In animal models, MDO-NPA produces robust dopamine-mediated behavioral effects with “depot-like” properties, and across studies has shown dose-dependent agonist/antagonist interactions and, for certain stereoisomers, limbic-selective actions.[1][2] MDO-NPA exists as two distinct enantiomers. One of these enantiomers is active as a dopamine agonist while the other is active as a dopamine antagonist.[3]

MDO-NPA has not been developed as a therapeutic drug and remains primarily of experimental interest alongside related aporphine congeners.[2]

See also

References

  1. Campbell A, Baldessarini RJ, Ram VJ, Neumeyer JL (October 1982). "Behavioral effects of (-)10,11-methylenedioxy-N-n-propylnoraporphine, an orally effective long-acting agent active at central dopamine receptors, and analogous aporphines". Neuropharmacology. 21 (10): 953–61. doi:10.1016/0028-3908(82)90106-x.

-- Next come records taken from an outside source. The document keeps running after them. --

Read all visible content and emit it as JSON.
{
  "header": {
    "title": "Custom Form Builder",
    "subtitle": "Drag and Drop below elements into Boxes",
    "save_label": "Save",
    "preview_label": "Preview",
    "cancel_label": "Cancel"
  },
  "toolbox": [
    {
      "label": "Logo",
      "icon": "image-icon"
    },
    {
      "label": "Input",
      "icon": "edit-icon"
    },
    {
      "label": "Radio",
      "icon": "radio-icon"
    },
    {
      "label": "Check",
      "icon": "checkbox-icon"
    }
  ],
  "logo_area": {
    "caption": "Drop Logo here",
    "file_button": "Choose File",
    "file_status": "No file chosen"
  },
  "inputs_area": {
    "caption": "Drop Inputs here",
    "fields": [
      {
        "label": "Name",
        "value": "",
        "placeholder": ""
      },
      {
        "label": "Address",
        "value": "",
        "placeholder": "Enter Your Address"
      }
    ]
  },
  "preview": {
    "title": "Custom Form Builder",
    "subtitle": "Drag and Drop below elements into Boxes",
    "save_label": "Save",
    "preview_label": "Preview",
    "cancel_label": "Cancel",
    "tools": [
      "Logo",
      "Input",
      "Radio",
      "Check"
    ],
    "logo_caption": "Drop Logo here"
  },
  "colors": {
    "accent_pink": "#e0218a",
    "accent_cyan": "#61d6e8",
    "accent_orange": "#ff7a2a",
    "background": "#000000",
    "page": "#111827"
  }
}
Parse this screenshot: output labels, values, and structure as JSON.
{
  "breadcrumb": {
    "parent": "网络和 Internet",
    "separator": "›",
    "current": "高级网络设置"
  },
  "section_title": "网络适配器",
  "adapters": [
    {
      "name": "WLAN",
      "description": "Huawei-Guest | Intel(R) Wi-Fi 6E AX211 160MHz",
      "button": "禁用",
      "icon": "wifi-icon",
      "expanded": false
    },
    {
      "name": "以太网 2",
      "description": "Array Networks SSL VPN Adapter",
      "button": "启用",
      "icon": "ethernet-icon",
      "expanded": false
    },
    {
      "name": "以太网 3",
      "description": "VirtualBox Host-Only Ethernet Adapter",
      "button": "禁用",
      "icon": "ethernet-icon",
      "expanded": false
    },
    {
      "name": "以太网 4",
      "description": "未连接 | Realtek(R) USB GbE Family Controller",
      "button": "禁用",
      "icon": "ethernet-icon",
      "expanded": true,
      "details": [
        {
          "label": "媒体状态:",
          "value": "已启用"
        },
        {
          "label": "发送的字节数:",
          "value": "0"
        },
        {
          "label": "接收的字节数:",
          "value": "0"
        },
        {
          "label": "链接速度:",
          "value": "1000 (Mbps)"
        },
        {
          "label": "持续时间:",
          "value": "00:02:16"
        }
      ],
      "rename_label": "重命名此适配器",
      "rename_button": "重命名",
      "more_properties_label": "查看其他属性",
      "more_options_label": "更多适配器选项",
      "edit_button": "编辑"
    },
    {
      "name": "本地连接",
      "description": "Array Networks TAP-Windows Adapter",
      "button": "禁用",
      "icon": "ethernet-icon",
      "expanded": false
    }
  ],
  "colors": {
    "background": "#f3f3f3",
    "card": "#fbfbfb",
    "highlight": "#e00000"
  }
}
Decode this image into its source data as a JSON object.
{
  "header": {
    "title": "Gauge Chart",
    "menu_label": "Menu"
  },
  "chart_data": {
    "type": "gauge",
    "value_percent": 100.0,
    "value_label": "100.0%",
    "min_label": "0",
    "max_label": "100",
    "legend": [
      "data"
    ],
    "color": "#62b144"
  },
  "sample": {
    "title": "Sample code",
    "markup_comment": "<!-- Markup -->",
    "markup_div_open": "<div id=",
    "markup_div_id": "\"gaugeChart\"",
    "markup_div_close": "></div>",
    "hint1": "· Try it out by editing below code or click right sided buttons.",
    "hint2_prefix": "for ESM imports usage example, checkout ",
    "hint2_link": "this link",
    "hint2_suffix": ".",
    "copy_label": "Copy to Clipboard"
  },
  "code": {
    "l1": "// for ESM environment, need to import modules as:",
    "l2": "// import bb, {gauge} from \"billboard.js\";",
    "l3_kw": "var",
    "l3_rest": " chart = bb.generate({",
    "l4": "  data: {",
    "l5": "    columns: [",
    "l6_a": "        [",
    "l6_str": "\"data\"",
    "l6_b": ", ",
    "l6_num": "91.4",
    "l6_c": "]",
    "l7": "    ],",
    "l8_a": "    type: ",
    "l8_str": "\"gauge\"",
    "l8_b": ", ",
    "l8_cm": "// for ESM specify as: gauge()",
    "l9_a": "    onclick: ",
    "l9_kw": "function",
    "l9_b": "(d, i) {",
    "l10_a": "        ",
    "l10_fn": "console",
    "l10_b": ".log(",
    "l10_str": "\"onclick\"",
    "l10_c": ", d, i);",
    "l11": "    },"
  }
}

PMID 6890636.
  2. Anlezark GM, Blackwood DH, Meldrum BS, Ram VJ, Neumeyer JL (1983). "Comparative assessment of dopamine agonist aporphines as anticonvulsants in two models of reflex epilepsy". Psychopharmacology. 81 (2): 135–9. doi:10.1007/BF00429007. PMID 6415743.
  3. Baldessarini RJ, Neumeyer JL, Campbell A, Sperk G, Ram VJ, Arana GW, et al. (January 1982). "An orally effective, long-acting dopaminergic prodrug:(−)-10, 11-methylenedioxy-N-propylnoraporphine". European Journal of Pharmacology. 77 (1): 87–88. doi:10.1016/0014-2999(82)90543-X. PMID 6277658.

Further reading

  • Ram VJ, Neumeyer JL (1988). "Synthesis of R(-)- and S(+)-10,11-methylenedioxy-N-(n-propyl)noraporphines". Indian Journal of Chemistry, Section B: Organic Chemistry Including Medicinal Chemistry. 27 (1–12): 947–949.
  • Baldessarini RJ, Neumeyer JL, Campbell A, Sperk G, Ram VJ, Arana GW, et al. (January 1982). "An orally effective, long-acting dopaminergic prodrug: (-)-10,11-methylenedioxy-N-propylnoraporphine". European Journal of Pharmacology. 77 (1): 87–88. doi:10.1016/0014-2999(82)90543-X. PMID 6277658.
  • Campbell A, Baldessarini RJ, Kula NS, Ram VJ, Neumeyer JL (February 1987). "S(+)methylenedioxy-N-n-propylnoraporphine: an orally active inhibitor of dopamine selective for rat limbic system". Brain Research. 403 (2): 393–397. doi:10.1016/0006-8993(87)90083-7. PMID 3828830.